Holy Grail There are as many theories about how and where the Grail story originated as there are Grails: critics and writers have identified Celtic and western European pre-Christian myths, Byzantine mythologies and Eastern orthodox Christian traditions, a code for the secret bloodline of Christ, ancient Persian cult practices, nature worship ceremonies of the pre-Christian Middle East, alchemical symbology, and more, ad infinitum.

The modern version of the Holy Grail story was launched in the last quarter of the twelfth to the first quarter of the thirteenth century by a number of writers in an amazing variety of languages including French, English, German, Spanish, and Welsh. The earliest Grail romance still extant is the Perceval of Chrétien de Troyes.

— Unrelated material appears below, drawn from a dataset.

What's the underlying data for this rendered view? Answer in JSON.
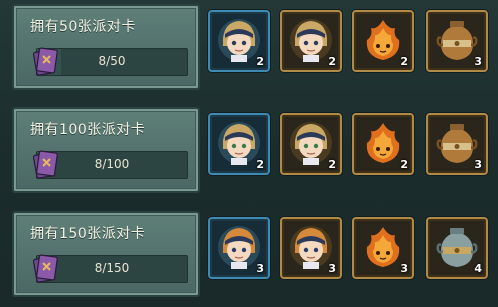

The Grail as object is described differently by different authors. It has been depicted as a stone, an object made of gold with precious stones, a reliquary, and a cup. The quest for the Grail also has variations: in one, where the guardian of the Grail is known as the Fisher King, finding it would mean a return to health and prosperity for the kingdom. The quest is also rendered more personally: it means for many a spiritual inner journey toward enlightenment and communion with God.

Whatever its history and meaning as relic or idea, every character in The Da Vinci Code is involved in its quest, and Brown’s version of the legend goes where it has never gone before. “The greatest cover-up in human history,” exclaims Teabing. “Not only was Jesus Christ married, but he was a father. My dear, Mary Magdalene was the Holy Vessel. She was the chalice that bore the royal bloodline of Jesus Christ.”

Hugo, Victor Mentioned in The Da Vinci Code as one of many notable authors and artists whose key works secretly passed along the banished notion of the Holy Grail, the sacred feminine, and Jesus and Mary Magdalene as husband and wife. Langdon cites Hugo’s Hunchback of Notre Dame (along with Mozart’s Magic Flute) as a work that was “filled with Masonic symbolism and Grail secrets.” Hugo is often cited as having been a Priory of Sion member.

Hyssop “Purge me with hyssop and I shall be clean,” Silas the Albino quotes from Psalms as he prays while dabbing blood from his back as the result of self-flagellation. John 19:29, describing Jesus’s last moments on the cross, writes, “Now there was set a vessel full of vinegar; and they filled a sponge with vinegar, and put upon it hyssop, and put it to his mouth.” Hyssop has culinary uses as well as medicinal ones: it is technically a vegetable and shows up in salads presented at restaurants. The biblical herb also is used in the making of the liqueur Chartreuse.